- Born: September 20, 1979 (age 46) Los Angeles
- Occupations: Film producer, director

= Bryn Mooser =

American filmmaker

Bryn Mooser (born September 20, 1979, in Los Angeles) is a filmmaker and entrepreneur. He has produced more than 200 films and is a two-time Academy Award nominee, receiving nominations for Body Team 12 (2015) and Lifeboat (2018), both in the Best Documentary Short Film category. His work has also received multiple News & Documentary Emmy Awards, as well as a Peabody Award and other industry honors. Mooser co-founded the media company RYOT, which was acquired by Verizon in 2016, and subsequently founded the documentary production studio XTR in 2019.

==Early life and education==
Mooser grew up in Bar Harbor, Maine, and went to MDI High School. He studied film at the Bennington College before joining the Peace Corps.

== Career ==
Mooser began his career as a humanitarian aid worker in the Peace Corps in West Africa. In 2010 following the Haiti earthquake Mooser moved to Port-au-Prince and became the country director for Artists for Peace and Justice. While in Haiti, Mooser set out to build a media company with the aim of providing people with an interactive news experience and co-founded RYOT in 2012.

Following the earthquake in Nepal, Mooser got involved in virtual reality filmmaking after shooting a scene at the rubble of Kathmandu. His work expanded to include 360 video and virtual reality and aimed to provide an immersive experience whereby one could interact with the visual content and take actions, such as donating for relief operations via Apple Pay.

In 2016, he sold RYOT to Verizon.

In July 2018, RYOT entered a partnership with Vice Studios to fund and co-produce documentary films. Mooser served as the CEO and co-founder of RYOT until November 2018, when he left the company to pursue new opportunities.

Mooser helped launch virtual reality news reporting with the Associated Press in 2015. He also helped bring augmented reality to Time magazine in 2018.

In 2019, Mooser launched XTR, a company focused on non-fiction film and television studio based in Echo Park, Los Angeles.

In the 2020s, he expanded his work into artificial-intelligence-based filmmaking, founding Asteria, a production studio focused on the use of generative AI in film and television. Asteria has developed AI-assisted production workflows and has collaborated with technology companies on tools intended for professional filmmakers. Mooser has also been involved in humanitarian work, including initiatives in Haiti and West Africa.

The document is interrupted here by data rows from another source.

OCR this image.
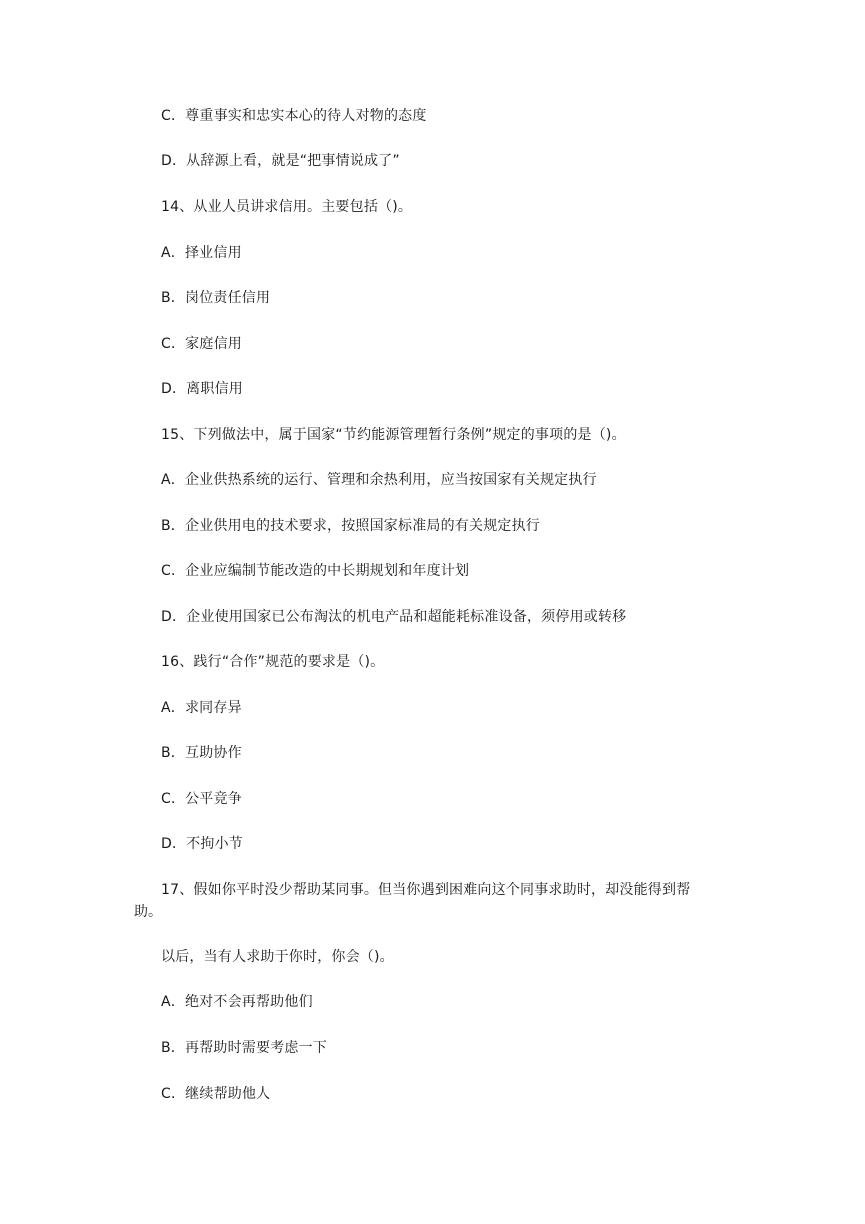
C．尊重事实和忠实本心的待人对物的态度
D．从辞源上看，就是“把事情说成了”
14、从业人员讲求信用。主要包括（)。
A．择业信用
B．岗位责任信用
C．家庭信用
D．离职信用
15、下列做法中，属于国家“节约能源管理暂行条例”规定的事项的是（)。
A．企业供热系统的运行、管理和余热利用，应当按国家有关规定执行
B．企业供用电的技术要求，按照国家标准局的有关规定执行
C．企业应编制节能改造的中长期规划和年度计划
D．企业使用国家已公布淘汰的机电产品和超能耗标准设备，须停用或转移
16、践行“合作”规范的要求是（)。
A．求同存异
B．互助协作
C．公平竞争
D．不拘小节
17、假如你平时没少帮助某同事。但当你遇到困难向这个同事求助时，却没能得到帮
助。
以后，当有人求助于你时，你会（)。
A．绝对不会再帮助他们
B．再帮助时需要考虑一下
C．继续帮助他人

==Awards and nominations==
His film with David Darg, Baseball in the Time of Cholera became the winner of a jury award at the Tribeca Film Festival in 2012.

In 2016, Mooser was a Peabody Award finalist for his work in "The Gardeners of Eden". Apart from these, he has received the Kenneth Cole Courageous Class award and the Nelson Mandela Changemaker Award in 2016.

Mooser co-produced Body Team 12 with David Darg, which was nominated in the Documentary Short Subject category of the 2016 Oscars. Mooser won an Emmy award for the same in "Outstanding short documentary" category.

His film Lifeboat also received a Documentary Short Subject nomination in the 2019 Oscars.

Mooser's film On Her Shoulders, for which he served as one of the executive producers, was one of the winners of the 2019 DuPont-Columbia Awards. He was brought in as a member of the Motion Picture Academy in July 2019, as part of their efforts of bringing in new members every year.

== Personal life ==
Mooser spent three years in the Peace Corps in West Africa and was the country director for Artists for Peace and Justice in Haiti. While in Haiti he helped build the nation's largest cholera center and a high school in Port-au-Prince that today educates nearly 3,000 Haitian youth per year. For his charitable work, Mooser was made a recipient of the Nelson Mandela Changemaker Award in 2016, and Esquire magazine named him as one of their Americans of the Year.

Mooser was married to actress, director, writer and musician Nora Kirkpatrick from 2016 to 2022.